Da Twitter altri messaggi di incoraggiamento come il Daje Gigi, daje di Andrea Vianello, direttore di RaiNews24. Il regista teatrale Arturo Brachetti, conosciuto per aver lavorato con Aldo, Giovanni e Giacomo, commenta: Forza Giggi!.

Anche il noto rapper Frankie Hi-Nrg riserva un pensiero per Gigi Proietti: Gigi nun fa lo stupido stasera .
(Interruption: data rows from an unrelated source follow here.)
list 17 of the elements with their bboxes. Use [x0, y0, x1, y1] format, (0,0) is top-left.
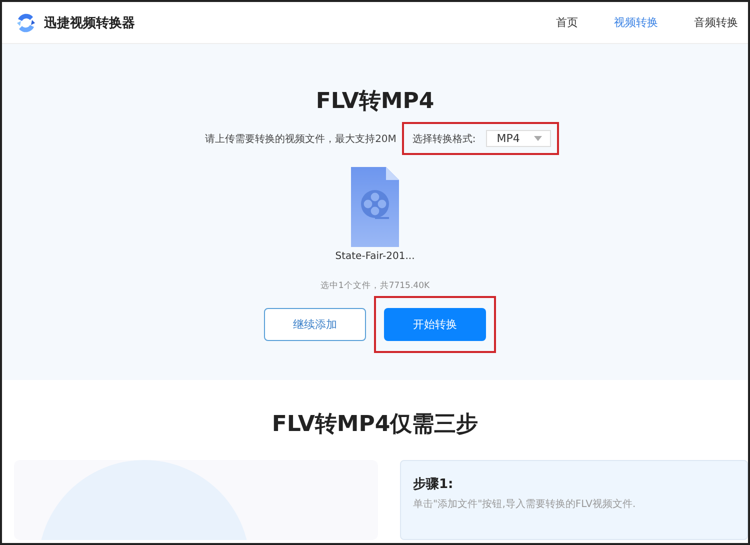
format-dropdown[interactable]: MP4 — [486, 130, 551, 147]
logo-text: 迅捷视频转换器 — [44, 14, 135, 32]
nav-link[interactable]: 音频转换 — [694, 15, 738, 30]
step-title: 步骤1: — [413, 476, 454, 493]
file-name: State-Fair-201... — [335, 251, 415, 262]
caret-icon — [534, 136, 542, 141]
upload-hint: 请上传需要转换的视频文件，最大支持20M — [205, 132, 396, 146]
video-file-icon — [351, 167, 399, 247]
nav-link[interactable]: 首页 — [556, 15, 578, 30]
page-title: FLV转MP4 — [316, 88, 434, 116]
step-description: 单击"添加文件"按钮,导入需要转换的FLV视频文件. — [413, 498, 637, 511]
nav-link[interactable]: 视频转换 — [614, 15, 658, 30]
selection-summary: 选中1个文件，共7715.40K — [320, 280, 430, 292]
add-more-button[interactable]: 继续添加 — [264, 308, 366, 341]
start-convert-button[interactable]: 开始转换 — [384, 308, 486, 341]
format-label: 选择转换格式: — [412, 132, 476, 146]
section-title: FLV转MP4仅需三步 — [272, 411, 478, 439]
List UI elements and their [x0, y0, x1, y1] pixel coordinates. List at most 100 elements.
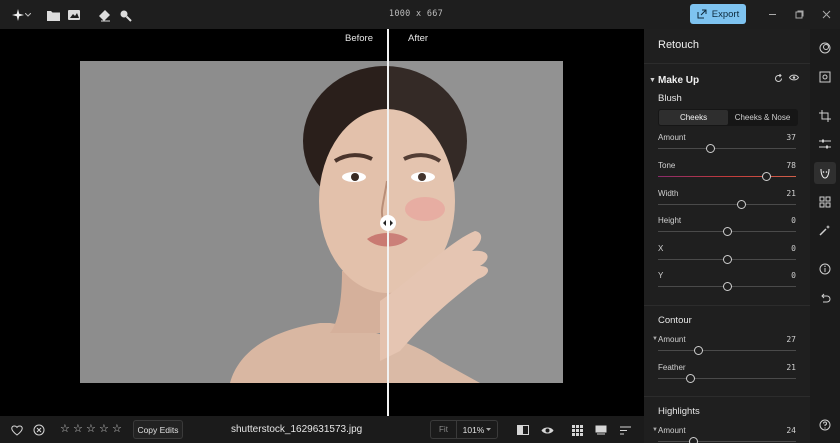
- top-bar: 1000 x 667 Export: [0, 0, 840, 29]
- slider-value[interactable]: 27: [786, 335, 796, 344]
- compare-icon[interactable]: [516, 423, 530, 437]
- slider-thumb[interactable]: [694, 346, 704, 355]
- slider-thumb[interactable]: [706, 144, 716, 153]
- slider-track[interactable]: [658, 378, 796, 379]
- slider-track[interactable]: [658, 176, 796, 177]
- reject-icon[interactable]: [32, 423, 46, 437]
- file-name: shutterstock_1629631573.jpg: [231, 424, 363, 435]
- highlights-title: Highlights: [658, 406, 700, 417]
- blush-amount-slider[interactable]: Amount 37: [658, 133, 796, 159]
- blush-tone-slider[interactable]: Tone 78: [658, 161, 796, 187]
- slider-track[interactable]: [658, 441, 796, 442]
- eraser-icon[interactable]: [96, 7, 112, 23]
- slider-label: Amount: [658, 335, 686, 344]
- restore-icon[interactable]: [793, 8, 805, 20]
- chevron-down-icon[interactable]: [24, 7, 32, 23]
- slider-value[interactable]: 21: [786, 363, 796, 372]
- slider-track[interactable]: [658, 204, 796, 205]
- magic-wand-icon[interactable]: [818, 223, 832, 237]
- star-icon[interactable]: ☆: [60, 422, 71, 436]
- frame-icon[interactable]: [818, 70, 832, 84]
- slider-value[interactable]: 0: [791, 216, 796, 225]
- slider-label: Width: [658, 189, 679, 198]
- contour-amount-slider[interactable]: ▼ Amount 27: [652, 335, 796, 361]
- slider-label: Y: [658, 271, 664, 280]
- slider-thumb[interactable]: [736, 200, 746, 209]
- star-rating[interactable]: ☆ ☆ ☆ ☆ ☆: [60, 422, 123, 436]
- search-icon[interactable]: [117, 7, 133, 23]
- close-icon[interactable]: [820, 8, 832, 20]
- drag-arrows-icon: [383, 220, 393, 226]
- slider-track[interactable]: [658, 148, 796, 149]
- blush-y-slider[interactable]: Y 0: [658, 271, 796, 297]
- slider-thumb[interactable]: [688, 437, 698, 443]
- contour-title: Contour: [658, 315, 692, 326]
- eye-icon[interactable]: [540, 423, 554, 437]
- slider-label: Feather: [658, 363, 686, 372]
- makeup-section-header[interactable]: ▼ Make Up: [649, 73, 799, 87]
- blush-x-slider[interactable]: X 0: [658, 244, 796, 270]
- slider-label: Tone: [658, 161, 676, 170]
- slider-thumb[interactable]: [723, 255, 732, 264]
- zoom-dropdown[interactable]: 101%: [456, 420, 498, 439]
- retouch-face-icon[interactable]: [818, 166, 832, 180]
- reset-icon[interactable]: [774, 74, 783, 83]
- split-handle[interactable]: [380, 215, 396, 231]
- slider-value[interactable]: 24: [786, 426, 796, 435]
- folder-icon[interactable]: [45, 7, 61, 23]
- makeup-label: Make Up: [658, 74, 700, 86]
- crop-icon[interactable]: [818, 109, 832, 123]
- grid-icon[interactable]: [570, 423, 584, 437]
- visibility-eye-icon[interactable]: [789, 74, 799, 81]
- fit-button[interactable]: Fit: [430, 420, 456, 439]
- slider-thumb[interactable]: [723, 282, 732, 291]
- slider-thumb[interactable]: [685, 374, 695, 383]
- slider-label: Height: [658, 216, 682, 225]
- slider-value[interactable]: 37: [786, 133, 796, 142]
- grid-tool-icon[interactable]: [818, 195, 832, 209]
- copy-edits-button[interactable]: Copy Edits: [133, 420, 183, 439]
- sort-icon[interactable]: [618, 423, 632, 437]
- single-view-icon[interactable]: [594, 423, 608, 437]
- blush-height-slider[interactable]: Height 0: [658, 216, 796, 242]
- slider-label: Amount: [658, 133, 686, 142]
- image-dimensions: 1000 x 667: [388, 9, 444, 19]
- info-icon[interactable]: [818, 262, 832, 276]
- tab-cheeks-and-nose[interactable]: Cheeks & Nose: [728, 110, 797, 125]
- slider-thumb[interactable]: [723, 227, 732, 236]
- contour-feather-slider[interactable]: Feather 21: [658, 363, 796, 389]
- star-icon[interactable]: ☆: [99, 422, 110, 436]
- collapse-triangle-icon[interactable]: ▼: [649, 77, 658, 84]
- heart-icon[interactable]: [10, 423, 24, 437]
- retouch-panel: Retouch ▼ Make Up Blush Cheeks Cheeks & …: [644, 29, 810, 443]
- slider-value[interactable]: 78: [786, 161, 796, 170]
- slider-value[interactable]: 21: [786, 189, 796, 198]
- layers-icon[interactable]: [818, 41, 832, 55]
- blush-title: Blush: [658, 93, 682, 104]
- minimize-icon[interactable]: [766, 8, 778, 20]
- star-icon[interactable]: ☆: [86, 422, 97, 436]
- image-stack-icon[interactable]: [66, 7, 82, 23]
- bottom-bar: ☆ ☆ ☆ ☆ ☆ Copy Edits shutterstock_162963…: [0, 416, 644, 443]
- after-label: After: [408, 33, 429, 44]
- blush-width-slider[interactable]: Width 21: [658, 189, 796, 215]
- export-button[interactable]: Export: [690, 4, 746, 24]
- slider-value[interactable]: 0: [791, 271, 796, 280]
- slider-value[interactable]: 0: [791, 244, 796, 253]
- tab-cheeks[interactable]: Cheeks: [659, 110, 728, 125]
- export-icon: [697, 9, 707, 19]
- star-icon[interactable]: ☆: [73, 422, 84, 436]
- slider-thumb[interactable]: [761, 172, 771, 181]
- history-undo-icon[interactable]: [818, 292, 832, 306]
- before-label: Before: [345, 33, 373, 44]
- export-label: Export: [711, 8, 740, 20]
- help-icon[interactable]: [818, 418, 832, 432]
- blush-mode-toggle: Cheeks Cheeks & Nose: [658, 109, 798, 126]
- star-icon[interactable]: ☆: [112, 422, 123, 436]
- adjustments-icon[interactable]: [818, 137, 832, 151]
- portrait-photo[interactable]: [80, 61, 563, 383]
- highlights-amount-slider[interactable]: ▼ Amount 24: [652, 426, 796, 443]
- divider: [644, 305, 810, 306]
- slider-track[interactable]: [658, 350, 796, 351]
- panel-title: Retouch: [658, 39, 699, 51]
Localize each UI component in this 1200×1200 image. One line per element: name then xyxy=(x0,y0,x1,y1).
Ho scelto di chiamarmi #ilCavaliereNero a @VirginRadioIT in omaggio al Maestro #gigiproietti. Persona di stile cultura ironia bravura. Posso solo sperare che la situazione volga al meglio al più presto, e che ci regali un finale che ci strappi una risata come le sue barzellette commenta Antonello Piroso.

Le ultime dichiarazioni

Il maestro Proietti era rimasto davvero colpito dalla tragedia epidemica del Coronavirus, ma aveva toccato la vicenda con la solita ilarità e simpatia, raccontando della nuova vita che ci sarebbe spettata e del triste futuro dello spettacolo. A marzo, parlando col Fatto Quotidiano, aveva detto:

“Quando sento dire ‘non bisogna allarmarsi’, è il momento in cui mi preoccupo”. E aveva aggiunto: “E poi insistono, si lamentano: ‘Vi rendete conto? i cinema e i teatri chiusi!’. Ma di cosa si scandalizzano? La gente dell’establishment è difficile vederla seduta in platea. E per quanto riguarda i cinema, a Roma, negli ultimi anni ne hanno serrati 46 e nessuno di loro si è scandalizzato”.